Von besonderer Bedeutung ist der Gedenktag im direkten Verhältnis Deutschlands zu Polen. Dieses wird derzeit durch den polnischen Nationalismus belastet. Die in Warschau regierende Partei spielt mit antideutschen Ressentiments und mit Reparationsforderungen in Höhe von 800 Milliarden Euro. Angesichts des großen Leids, das Deutschland in Polen angerichtet hat, ist zwar verständlich, dass viele Polen diese Forderung teilen. Doch lassen sich die Folgen dieses Krieges 80 Jahre danach nicht mehr rückabwickeln und auch nicht entschädigen. Jedenfalls nicht über das hinaus, was bereits geschehen ist. Die Reparationsdebatte führt zu nichts Gutem.

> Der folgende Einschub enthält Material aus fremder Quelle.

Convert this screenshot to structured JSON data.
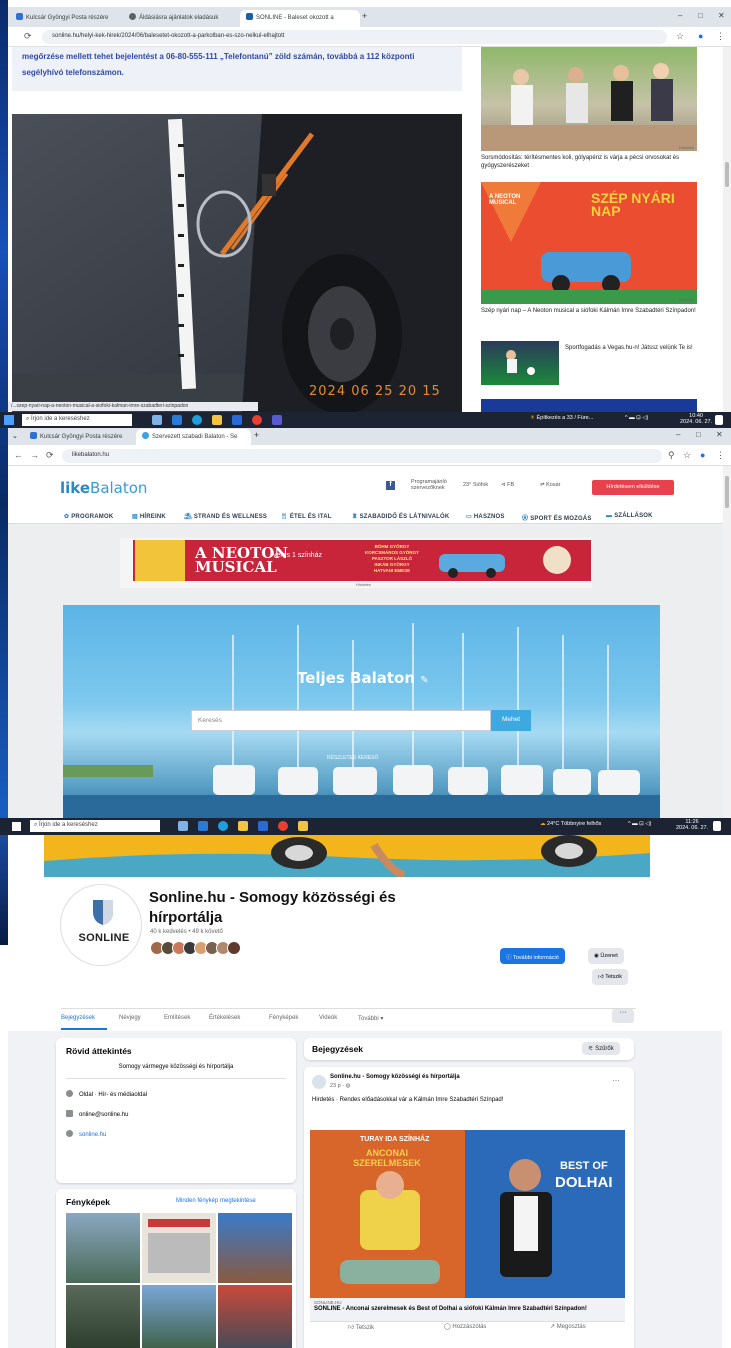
{
  "screen1": {
    "tabs": [
      {
        "label": "Kulcsár Gyöngyi Posta részére",
        "close": "×"
      },
      {
        "label": "Áldásiásra ajánlatok eladásuk",
        "close": "×"
      },
      {
        "label": "SONLINE - Baleset okozott a",
        "close": "×"
      }
    ],
    "new_tab": "+",
    "window_controls": {
      "min": "–",
      "max": "□",
      "close": "✕"
    },
    "url": "sonline.hu/helyi-kek-hirek/2024/06/balesetet-okozott-a-parkolban-es-szo-nelkul-elhajtott",
    "article_text": "megőrzése mellett tehet bejelentést a 06-80-555-111 „Telefontanú” zöld számán, továbbá a 112 központi segélyhívó telefonszámon.",
    "photo_stamp": "2024  06  25 20  15",
    "hover_url": "/...szep-nyari-nap-a-neoton-musical-a-siofoki-kalman-imre-szabadteri-szinpadon",
    "side": [
      {
        "caption": "Sorsmódosítás: térítésmentes koli, gólyapénz is várja a pécsi orvosokat és gyógyszerészeket",
        "tag": "Hirdetés"
      },
      {
        "caption": "Szép nyári nap – A Neoton musical a siófoki Kálmán Imre Szabadtéri Színpadon!",
        "tag": "Hirdetés",
        "art_title": "SZÉP NYÁRI NAP",
        "art_sub": "A NEOTON MUSICAL"
      },
      {
        "caption": "Sportfogadás a Vegas.hu-n! Játssz velünk Te is!",
        "tag": "Hirdetés"
      }
    ],
    "taskbar": {
      "search": "Írjon ide a kereséshez",
      "weather": "Építkezés a 33 / Füre...",
      "time": "10:40",
      "date": "2024. 06. 27."
    }
  },
  "screen2": {
    "tabs": [
      {
        "label": "Kulcsár Gyöngyi Posta részére",
        "close": "×"
      },
      {
        "label": "Szervezett szabadi Balaton - Se",
        "close": "×"
      }
    ],
    "new_tab": "+",
    "url": "likebalaton.hu",
    "logo_like": "like",
    "logo_balaton": "Balaton",
    "header_items": [
      "Programajánló szervezőknek",
      "23° Siófok",
      "FB",
      "Kedvenc",
      "Kosár"
    ],
    "register_button": "Hírdetésem elküldése",
    "menu": [
      "PROGRAMOK",
      "HÍREINK",
      "STRAND ÉS WELLNESS",
      "ÉTEL ÉS ITAL",
      "SZABADIDŐ ÉS LÁTNIVALÓK",
      "HASZNOS",
      "SPORT ÉS MOZGÁS",
      "SZÁLLÁSOK"
    ],
    "ad": {
      "line1": "A NEOTON",
      "line2": "MUSICAL",
      "sub": "veres 1 színház",
      "credits": "BÖHM GYÖRGY\nKORCSMÁROS GYÖRGY\nPASZTOR LÁSZLÓ\nINKÁB GYÖRGY\nHATVANI EMESE",
      "label": "Hirdetés"
    },
    "hero": {
      "title": "Teljes Balaton",
      "search_placeholder": "Keresés",
      "go_button": "Mehet",
      "advanced": "RÉSZLETES KERESŐ"
    },
    "taskbar": {
      "search": "Írjon ide a kereséshez",
      "weather": "24°C Többnyire felhős",
      "time": "11:26",
      "date": "2024. 06. 27."
    }
  },
  "screen3": {
    "page_name": "Sonline.hu - Somogy közösségi és hírportálja",
    "logo_text": "SONLINE",
    "followers": "40 k kedvelés • 49 k követő",
    "buttons": {
      "info": "További információ",
      "message": "Üzenet",
      "like": "Tetszik"
    },
    "tabs": [
      "Bejegyzések",
      "Névjegy",
      "Említések",
      "Értékelések",
      "Fényképek",
      "Videók",
      "További ▾"
    ],
    "more_dots": "···",
    "intro": {
      "title": "Rövid áttekintés",
      "desc": "Somogy vármegye közösségi és hírportálja",
      "rows": [
        "Oldal · Hír- és médiaoldal",
        "online@sonline.hu",
        "sonline.hu"
      ]
    },
    "photos": {
      "title": "Fényképek",
      "link": "Minden fénykép megtekintése"
    },
    "posts": {
      "title": "Bejegyzések",
      "filter": "Szűrők",
      "author": "Sonline.hu - Somogy közösségi és hírportálja",
      "time": "23 p · ",
      "text": "Hirdetés · Rendes előadásokkal vár a Kálmán Imre Szabadtéri Színpad!",
      "img_left": "ANCONAI SZERELMESEK",
      "img_left_top": "TURAY IDA SZÍNHÁZ",
      "img_right_a": "BEST OF",
      "img_right_b": "DOLHAI",
      "link_domain": "SONLINE.HU",
      "link_title": "SONLINE - Anconai szerelmesek és Best of Dolhai a siófoki Kálmán Imre Szabadtéri Színpadon!",
      "actions": [
        "Tetszik",
        "Hozzászólás",
        "Megosztás"
      ]
    }
  },
  "colors": {
    "fb_blue": "#1b74e4",
    "lb_blue": "#2c89c9",
    "lb_red": "#e8414d",
    "taskbar": "#1c2333"
  }
}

Deutschland ist zwar auch rechtlich nicht mehr in der Pflicht zu materiellen Reparationen. Es ist aber gerade gegenüber Polen in einer besonderen Pflicht zu einer Politik der guten Nachbarschaft, der vielfältigen Kontakte und der echten Freundschaft. Ähnlich wie zu Frankreich, doch dieses Niveau ist längst nicht erreicht. Die Bringschuld liegt vor allem auf deutscher Seite. Dazu gehören auch symbolische Gesten. Ein Denkmal oder Museum, das an das polnische Leid erinnert, fehlt noch immer in Berlin. 80 Jahre nach dem Angriff auf die Westerplatte ist es allerhöchste Zeit, das zu ändern.